Define And Route Your Pre And Post Baby Financial Goals
Our financial goals evolve over time as we go through stages in our lives and relationships. This is particularly evident when comparing our goals pre and post-baby. Too often, we are in a rush to achieve all our goals even after a baby, without a clear idea of how to get there. This includes saving for retirement, buying your dream home and repaying your debt. It is important that you not only align financial goals with your partner but that you have a clear map of how you intend to achieve these goals.
However, you also need to make adjustments for life after baby – including the financial ramifications of those changed goals. Post-baby, this may look like changing your idea of a dream home to buying a more family-friendly home (which may cost a bit more). New goals, such as saving for your child’s future or opening an ISA may also pop up. To build the savings in these accounts, it may mean you may have to take another look at your budget and make a few cuts. Actions such as making use of comparison tools to reduce your household bills can help, and so can using supplier resources such as energy rate checkers. According to Quake Energy, you can easily switch between natural gas or electric plans with no disruption, which can help you nail down the best rates. Once you know what and how it’s easier to visualise and work towards your new goals both before and after baby. You will also want to regularly reassess these goals and adjust as you go. After all, life doesn’t always go according to plan.

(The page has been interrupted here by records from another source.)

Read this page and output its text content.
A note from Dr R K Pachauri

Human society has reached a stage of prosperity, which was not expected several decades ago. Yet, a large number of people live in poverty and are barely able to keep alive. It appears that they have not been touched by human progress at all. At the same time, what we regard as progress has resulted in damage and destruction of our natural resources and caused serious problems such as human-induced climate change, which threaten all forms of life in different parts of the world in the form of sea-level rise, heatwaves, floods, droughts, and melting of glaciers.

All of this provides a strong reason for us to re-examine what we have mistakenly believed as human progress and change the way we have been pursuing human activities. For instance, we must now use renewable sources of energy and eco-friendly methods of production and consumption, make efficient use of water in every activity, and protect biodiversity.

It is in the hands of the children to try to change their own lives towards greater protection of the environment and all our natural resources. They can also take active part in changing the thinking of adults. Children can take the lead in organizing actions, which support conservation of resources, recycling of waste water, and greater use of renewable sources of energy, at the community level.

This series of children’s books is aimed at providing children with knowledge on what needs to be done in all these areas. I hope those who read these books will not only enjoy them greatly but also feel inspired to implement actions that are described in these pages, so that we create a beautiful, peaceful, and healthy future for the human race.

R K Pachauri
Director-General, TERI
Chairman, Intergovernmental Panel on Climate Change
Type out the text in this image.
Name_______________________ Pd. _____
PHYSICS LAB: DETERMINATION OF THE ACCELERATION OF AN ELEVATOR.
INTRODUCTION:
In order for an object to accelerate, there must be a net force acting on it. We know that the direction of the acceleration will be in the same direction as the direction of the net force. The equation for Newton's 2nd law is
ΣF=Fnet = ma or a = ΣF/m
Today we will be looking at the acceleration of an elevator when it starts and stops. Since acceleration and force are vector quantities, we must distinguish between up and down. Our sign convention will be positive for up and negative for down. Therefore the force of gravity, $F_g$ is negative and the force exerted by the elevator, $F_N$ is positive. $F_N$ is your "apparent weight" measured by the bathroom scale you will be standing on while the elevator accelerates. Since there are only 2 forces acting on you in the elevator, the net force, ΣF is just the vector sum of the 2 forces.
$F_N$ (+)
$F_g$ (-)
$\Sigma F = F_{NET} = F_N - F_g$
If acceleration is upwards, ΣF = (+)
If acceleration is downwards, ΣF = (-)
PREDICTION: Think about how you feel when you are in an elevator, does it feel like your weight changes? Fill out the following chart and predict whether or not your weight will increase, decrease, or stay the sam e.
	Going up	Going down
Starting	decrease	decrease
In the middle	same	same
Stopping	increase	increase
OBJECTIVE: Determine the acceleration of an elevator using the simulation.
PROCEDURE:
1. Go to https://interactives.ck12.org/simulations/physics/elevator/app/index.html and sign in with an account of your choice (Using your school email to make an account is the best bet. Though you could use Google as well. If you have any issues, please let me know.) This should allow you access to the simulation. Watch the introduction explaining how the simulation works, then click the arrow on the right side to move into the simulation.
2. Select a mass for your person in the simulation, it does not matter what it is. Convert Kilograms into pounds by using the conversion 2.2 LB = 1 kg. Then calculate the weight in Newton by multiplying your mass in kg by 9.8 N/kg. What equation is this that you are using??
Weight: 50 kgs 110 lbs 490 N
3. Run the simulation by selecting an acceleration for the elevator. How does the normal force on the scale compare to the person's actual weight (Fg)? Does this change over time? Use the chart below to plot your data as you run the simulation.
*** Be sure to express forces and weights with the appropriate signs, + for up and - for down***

Secure Income And Long Term Health Insurance For You And Your Spouse
Having children means you are creating a family, which means you need to think about protecting situations such as medical emergencies or the loss of income. Securing insurance means you and your family gain a bit of a financial cushion should those events occur. Loss of one income in a household can throw off the entire financial equilibrium. Without any fallback savings, you can find yourself racking up those payday loans or credit card bills. Securing coverage now also works to your advantage; it may mean a smaller premium, better rates, and the luxury of being able to compare offers across insurers. This ensures you get the best deal for you, your partner and your family (not to mention save you money). We cannot predict the future, but we can certainly prepare for it.
Finally, try not to focus solely on the numbers. Take the time to enjoy the happiness and joy that comes with this special time in your life. If you have taken a few of these financial steps, you can relax knowing you are well prepared for expanding your family, and your little one will thank you for it.